The New Medicaid Managed Care Rule and Its Effects on Compliance Programs

Kaitlin Lavin
Executive Editor
Loyola University Chicago School of Law, JD 2017


The Centers for Medicare and Medicaid Services (CMS) recently published a new rule for state contracts with Medicaid Managed Care Organizations (MCO). Medicaid MCOs provide comprehensive services to beneficiaries for capitated payments. The effective date of the rule was July 5, 2016. States will need to modify contracts with MCOs to comply with the new rule. For rating periods of MCO contracts beginning before July 1, 2017, CMS will not deem states non-compliant with the rule as long as they remain in compliance with corresponding sections of 42 CFR § 438, revised as of October 1, 2015.

The rule has expanded the inspection and audit rights for the state and federal government. It will expand the existing standard to include access to premises, physical facilities, and equipment of contractors or subcontractors where Medicaid-related activities or work is conducted. CMS and states will also be able to conduct inspections or audits at any time. CMS will have the right to audit for 10 years after the date on which a violation is committed, consistent with the False Claims Act at 31 U.S.C. § 3731(b)(2). CMS clarified that the phrase “at any time” means the specified entities may inspect and audit records and access facilities of MCOs or subcontractors outside of regular business hours. Access will not be conditioned on the reasonable possibility of fraud. Initially, CMS proposed that MCOs retain records for at least 6 years. However, CMS revised the final rule to require record retention for 10 years, consistent with the False Claims Act, as well as record retention requirements for the Medicare Advantage program.

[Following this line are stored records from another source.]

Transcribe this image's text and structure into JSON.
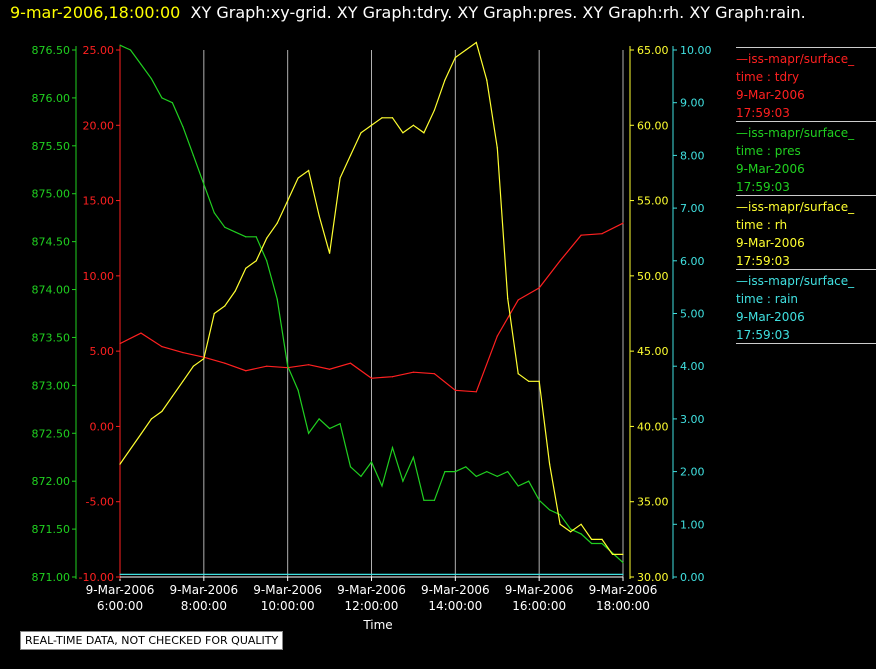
{
  "header": {
    "timestamp": "9-mar-2006,18:00:00",
    "graphs": "XY Graph:xy-grid.  XY Graph:tdry.  XY Graph:pres.  XY Graph:rh.  XY Graph:rain."
  },
  "colors": {
    "tdry": "#ff2020",
    "pres": "#20d020",
    "rh": "#ffff30",
    "rain": "#40e0e0",
    "background": "#000000",
    "grid": "#b0b0b0"
  },
  "legend": [
    {
      "series": "tdry",
      "line1": "—iss-mapr/surface_",
      "line2": "time : tdry",
      "line3": "9-Mar-2006",
      "line4": "17:59:03"
    },
    {
      "series": "pres",
      "line1": "—iss-mapr/surface_",
      "line2": "time : pres",
      "line3": "9-Mar-2006",
      "line4": "17:59:03"
    },
    {
      "series": "rh",
      "line1": "—iss-mapr/surface_",
      "line2": "time : rh",
      "line3": "9-Mar-2006",
      "line4": "17:59:03"
    },
    {
      "series": "rain",
      "line1": "—iss-mapr/surface_",
      "line2": "time : rain",
      "line3": "9-Mar-2006",
      "line4": "17:59:03"
    }
  ],
  "footer": {
    "quality_note": "REAL-TIME DATA, NOT CHECKED FOR QUALITY"
  },
  "chart_data": {
    "type": "line",
    "xlabel": "Time",
    "x_range_hours": [
      6,
      18
    ],
    "x_tick_labels": [
      {
        "date": "9-Mar-2006",
        "time": "6:00:00",
        "hour": 6
      },
      {
        "date": "9-Mar-2006",
        "time": "8:00:00",
        "hour": 8
      },
      {
        "date": "9-Mar-2006",
        "time": "10:00:00",
        "hour": 10
      },
      {
        "date": "9-Mar-2006",
        "time": "12:00:00",
        "hour": 12
      },
      {
        "date": "9-Mar-2006",
        "time": "14:00:00",
        "hour": 14
      },
      {
        "date": "9-Mar-2006",
        "time": "16:00:00",
        "hour": 16
      },
      {
        "date": "9-Mar-2006",
        "time": "18:00:00",
        "hour": 18
      }
    ],
    "grid": true,
    "axes": {
      "pres": {
        "min": 871.0,
        "max": 876.5,
        "ticks": [
          "871.00",
          "871.50",
          "872.00",
          "872.50",
          "873.00",
          "873.50",
          "874.00",
          "874.50",
          "875.00",
          "875.50",
          "876.00",
          "876.50"
        ]
      },
      "tdry": {
        "min": -10,
        "max": 25,
        "ticks": [
          "-10.00",
          "-5.00",
          "0.00",
          "5.00",
          "10.00",
          "15.00",
          "20.00",
          "25.00"
        ]
      },
      "rh": {
        "min": 30,
        "max": 65,
        "ticks": [
          "30.00",
          "35.00",
          "40.00",
          "45.00",
          "50.00",
          "55.00",
          "60.00",
          "65.00"
        ]
      },
      "rain": {
        "min": 0,
        "max": 10,
        "ticks": [
          "0.00",
          "1.00",
          "2.00",
          "3.00",
          "4.00",
          "5.00",
          "6.00",
          "7.00",
          "8.00",
          "9.00",
          "10.00"
        ]
      }
    },
    "series": [
      {
        "name": "tdry",
        "x": [
          6,
          6.5,
          7,
          7.5,
          8,
          8.5,
          9,
          9.5,
          10,
          10.5,
          11,
          11.5,
          12,
          12.5,
          13,
          13.5,
          14,
          14.5,
          15,
          15.5,
          16,
          16.5,
          17,
          17.5,
          18
        ],
        "y": [
          5.5,
          6.2,
          5.3,
          4.9,
          4.6,
          4.2,
          3.7,
          4.0,
          3.9,
          4.1,
          3.8,
          4.2,
          3.2,
          3.3,
          3.6,
          3.5,
          2.4,
          2.3,
          6.0,
          8.4,
          9.2,
          11.0,
          12.7,
          12.8,
          13.5
        ]
      },
      {
        "name": "pres",
        "x": [
          6,
          6.25,
          6.5,
          6.75,
          7,
          7.25,
          7.5,
          7.75,
          8,
          8.25,
          8.5,
          8.75,
          9,
          9.25,
          9.5,
          9.75,
          10,
          10.25,
          10.5,
          10.75,
          11,
          11.25,
          11.5,
          11.75,
          12,
          12.25,
          12.5,
          12.75,
          13,
          13.25,
          13.5,
          13.75,
          14,
          14.25,
          14.5,
          14.75,
          15,
          15.25,
          15.5,
          15.75,
          16,
          16.25,
          16.5,
          16.75,
          17,
          17.25,
          17.5,
          17.75,
          18
        ],
        "y": [
          876.55,
          876.5,
          876.35,
          876.2,
          876.0,
          875.95,
          875.7,
          875.4,
          875.1,
          874.8,
          874.65,
          874.6,
          874.55,
          874.55,
          874.3,
          873.9,
          873.2,
          872.95,
          872.5,
          872.65,
          872.55,
          872.6,
          872.15,
          872.05,
          872.2,
          871.95,
          872.35,
          872.0,
          872.25,
          871.8,
          871.8,
          872.1,
          872.1,
          872.15,
          872.05,
          872.1,
          872.05,
          872.1,
          871.95,
          872.0,
          871.8,
          871.7,
          871.65,
          871.5,
          871.45,
          871.35,
          871.35,
          871.25,
          871.15
        ]
      },
      {
        "name": "rh",
        "x": [
          6,
          6.25,
          6.5,
          6.75,
          7,
          7.25,
          7.5,
          7.75,
          8,
          8.25,
          8.5,
          8.75,
          9,
          9.25,
          9.5,
          9.75,
          10,
          10.25,
          10.5,
          10.75,
          11,
          11.25,
          11.5,
          11.75,
          12,
          12.25,
          12.5,
          12.75,
          13,
          13.25,
          13.5,
          13.75,
          14,
          14.25,
          14.5,
          14.75,
          15,
          15.25,
          15.5,
          15.75,
          16,
          16.25,
          16.5,
          16.75,
          17,
          17.25,
          17.5,
          17.75,
          18
        ],
        "y": [
          37.5,
          38.5,
          39.5,
          40.5,
          41.0,
          42.0,
          43.0,
          44.0,
          44.5,
          47.5,
          48.0,
          49.0,
          50.5,
          51.0,
          52.5,
          53.5,
          55.0,
          56.5,
          57.0,
          54.0,
          51.5,
          56.5,
          58.0,
          59.5,
          60.0,
          60.5,
          60.5,
          59.5,
          60.0,
          59.5,
          61.0,
          63.0,
          64.5,
          65.0,
          65.5,
          63.0,
          58.5,
          48.5,
          43.5,
          43.0,
          43.0,
          37.5,
          33.5,
          33.0,
          33.5,
          32.5,
          32.5,
          31.5,
          31.5
        ]
      },
      {
        "name": "rain",
        "x": [
          6,
          18
        ],
        "y": [
          0.05,
          0.05
        ]
      }
    ]
  }
}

Furthermore, the new rule requires managed care plans to implement administrative and managerial procedures to prevent fraud and abuse. The requirements have also been extended to the MCO subcontractors. CMS emphasized the importance of this regulatory structure, especially in states that rely on heavily sub-delegated arrangements. These procedures require compliance officers to begin reporting directly to both the CEO and board of directors of an MCO. Additionally, MCOs will need to establish a Regulatory Compliance Committee on the board of directors and at the senior management level charged with oversight of the compliance program. MCOs will need to establish a training and education system for the compliance officer, organization’s senior management, and the organization’s employees for the federal and state requirements under the contract. Compliance officers must develop an effective system of communication with employees. The compliance program will be responsible for routine internal monitoring and auditing of compliance risks, prompt response to compliance issues as they are raised, investigation of potential compliance problems as identified in the course of self-evaluation and audits, correction of such problems promptly and thoroughly to reduce the potential for recurrence, and ongoing compliance with the requirements under the state contract. States will have flexibility to set the parameters for a measure of “promptness” in their contracts, and to establish more stringent standards for defining and reporting on fraud and improper payments. In the contract, states may also prescribe a particular sampling method or other method when conducting audits.

The new rule will also affect payment to MCOs because overpayments represent state and federal Medicaid funds that were paid to an excluded or fraudulent providers by the MCO; states are expected to take such recoveries into account in developing actuarially sound capitation rates for the reimbursement of MCOs. This will incentivize MCOs to oversee the billing practices of network providers and undertake monitoring efforts on a proactive basis. State contracts now must all require MCOs to disclose any prohibited affiliations in writing. MCOs are prohibited from having affiliations with excluded individuals or entities, whether or not the relationship is known to the MCO. Failure to report such affiliations will result in sanctions, in addition to consequences for failure to comply with a condition of payment. As a result of this new rule, MCOs will need to start working on developing effective compliance programs and start reading state contracts a little more closely.